54 % des nouveaux apprentis de la fonction publique ont été recrutés dans la territoriale, en particulier par les communes. L’essor est encourageant alors qu’une réforme en cours d’examen parlementaire vise à faire de l’apprentissage un meilleur tremplin vers l’emploi.

apprentissage.PNGEn 2017, le nombre de nouveaux apprentis a grimpé de 7,9 % dans la fonction publique. Une progression principalement portée par la fonction publique territoriale, tandis que la fonction publique d’État peine à dépasser la barre des 6 000 apprentis.

54 % des nouveaux apprentis de la fonction publique ont été recrutés dans la territoriale, en particulier par les communes. L’essor est encourageant alors qu’une réforme en cours d’examen parlementaire vise à faire de l’apprentissage un meilleur tremplin vers l’emploi.

Ce sont les communes qui se saisissent d’abord de ce levier de l’apprentissage : elles ont recruté près de 60% des nouveaux apprentis sur dix (4360), auxquels il convient d’ajouter les 20 % recrutés par les établissements communaux ou intercommunaux, suivies par les départements (13 %) et les régions (7%).

Aujourd’hui, la France compte 400 000 apprentis, soit seulement 7% des 16-25 ans. Le Gouvernement a annoncé le 9 février son intention de faire faire « sa révolution copernicienne » à l’apprentissage, pour atteindre le niveau de 15% des voisins européens et en faire un meilleur tremplin vers l’emploi.

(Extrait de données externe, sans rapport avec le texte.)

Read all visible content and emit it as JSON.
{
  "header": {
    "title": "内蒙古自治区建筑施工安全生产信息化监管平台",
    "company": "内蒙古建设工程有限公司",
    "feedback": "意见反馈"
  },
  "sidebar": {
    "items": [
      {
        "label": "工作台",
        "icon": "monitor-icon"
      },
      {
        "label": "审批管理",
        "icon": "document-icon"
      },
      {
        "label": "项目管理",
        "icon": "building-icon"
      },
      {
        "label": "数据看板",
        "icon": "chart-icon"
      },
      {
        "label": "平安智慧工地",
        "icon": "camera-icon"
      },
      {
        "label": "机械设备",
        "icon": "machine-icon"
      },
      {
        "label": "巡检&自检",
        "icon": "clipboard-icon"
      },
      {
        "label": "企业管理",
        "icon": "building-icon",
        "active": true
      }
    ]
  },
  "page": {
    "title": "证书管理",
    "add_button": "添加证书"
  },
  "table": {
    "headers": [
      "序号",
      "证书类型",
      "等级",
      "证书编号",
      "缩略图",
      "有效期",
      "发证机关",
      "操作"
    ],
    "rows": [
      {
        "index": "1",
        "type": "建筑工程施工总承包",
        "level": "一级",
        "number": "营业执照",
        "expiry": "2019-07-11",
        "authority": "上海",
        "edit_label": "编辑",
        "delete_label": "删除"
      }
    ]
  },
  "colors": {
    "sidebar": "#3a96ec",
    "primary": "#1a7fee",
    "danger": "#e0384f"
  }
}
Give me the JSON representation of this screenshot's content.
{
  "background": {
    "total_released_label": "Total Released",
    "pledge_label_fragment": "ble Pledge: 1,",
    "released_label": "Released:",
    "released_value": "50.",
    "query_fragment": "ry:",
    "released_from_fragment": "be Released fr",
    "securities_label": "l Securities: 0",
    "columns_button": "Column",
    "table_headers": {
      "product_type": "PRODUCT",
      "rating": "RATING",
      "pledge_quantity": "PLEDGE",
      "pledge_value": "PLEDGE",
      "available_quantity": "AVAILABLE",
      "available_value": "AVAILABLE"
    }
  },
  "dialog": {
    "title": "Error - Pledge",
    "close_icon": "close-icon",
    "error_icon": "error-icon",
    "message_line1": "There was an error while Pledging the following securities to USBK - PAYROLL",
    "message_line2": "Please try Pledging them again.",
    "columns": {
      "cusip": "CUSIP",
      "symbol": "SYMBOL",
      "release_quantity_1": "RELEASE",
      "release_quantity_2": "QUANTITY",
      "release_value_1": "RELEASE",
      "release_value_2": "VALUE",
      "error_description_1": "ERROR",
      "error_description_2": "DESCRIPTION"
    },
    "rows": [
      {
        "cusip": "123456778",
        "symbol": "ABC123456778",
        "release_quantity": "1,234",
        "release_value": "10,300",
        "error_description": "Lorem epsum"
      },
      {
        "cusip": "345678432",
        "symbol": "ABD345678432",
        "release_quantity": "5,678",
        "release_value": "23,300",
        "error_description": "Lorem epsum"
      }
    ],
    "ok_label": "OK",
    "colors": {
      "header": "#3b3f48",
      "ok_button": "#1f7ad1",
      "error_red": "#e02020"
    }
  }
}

L’Assemblée nationale a adopté le 19 juin, en première lecture, le projet de loi pour la liberté de choisir son avenir professionnel dont le chapitre III vise à « transformer l’alternance ». Le Sénat va examiner ce texte à son tour à partir du 10 juillet.

Quelques points clés devraient faire consensus.

L’âge de l’apprenti : l’apprentissage sera ouvert à tous les jeunes de 16 à 29 ans révolus contre 25 ans actuellement (âge de début de contrat). Il s’agit de tenir compte des orientations ou des réorientations plus tardives vers le marché du travail, ainsi que le développement de l’alternance dans l’enseignement supérieur,

La durée du contrat : la durée du contrat pourra s’étendre de 6 mois à 3 ans au lieu d’un an à 3 ans actuellement. Comme aujourd’hui, elle doit correspondre à la durée du cycle de formation préparant à la qualification qui fait l’objet du contrat mais, la nouveauté est qu’elle peut être raccourcie pour tenir compte du niveau initial de l’apprenti ou de ses compétences acquises lors d’une mobilité à l’étranger ou d’une activité militaire dans la réserve opérationnelle, d’un service civique, d’un volontariat militaire ou d’un engagement comme sapeur-pompier volontaire.

Le temps de travail : la rédaction proposée conserve les durées hebdomadaires de 35 heures et quotidienne de 8 heures prévues par le droit en vigueur contrairement à ce que prévoyait le projet de loi initial. Les dérogations seront renvoyées à un décret en Conseil d’Etat qui définira les activités concernées. Les dépassements ne pourront excéder 2 heures par jour et 5 heures par semaine et seront compensés par des périodes de repos.

Le salaire : il correspond à un pourcentage du Smic qui varie en fonction de l’âge de l’apprenti (moins de 18 ans, 18-20 ans, 21 ans et plus), de son ancienneté dans le contrat et du niveau de diplôme préparé. Le coup de pouce de 30 euros annoncé par le Gouvernement le 9 février pour les 16-20 ans avec l’exemple du jeune de 18 ans préparant un bac pro qui gagnera 715 euros au lieu de 685 n’est pas d’ordre législatif, mais réglementaire. Le projet de loi modifie le code du travail pour indiquer que l’apprenti « ne peut percevoir un salaire inférieur » au lieu de « perçoit un salaire». De son côté, le sénat pourrait demander la suppression du critère d’âge.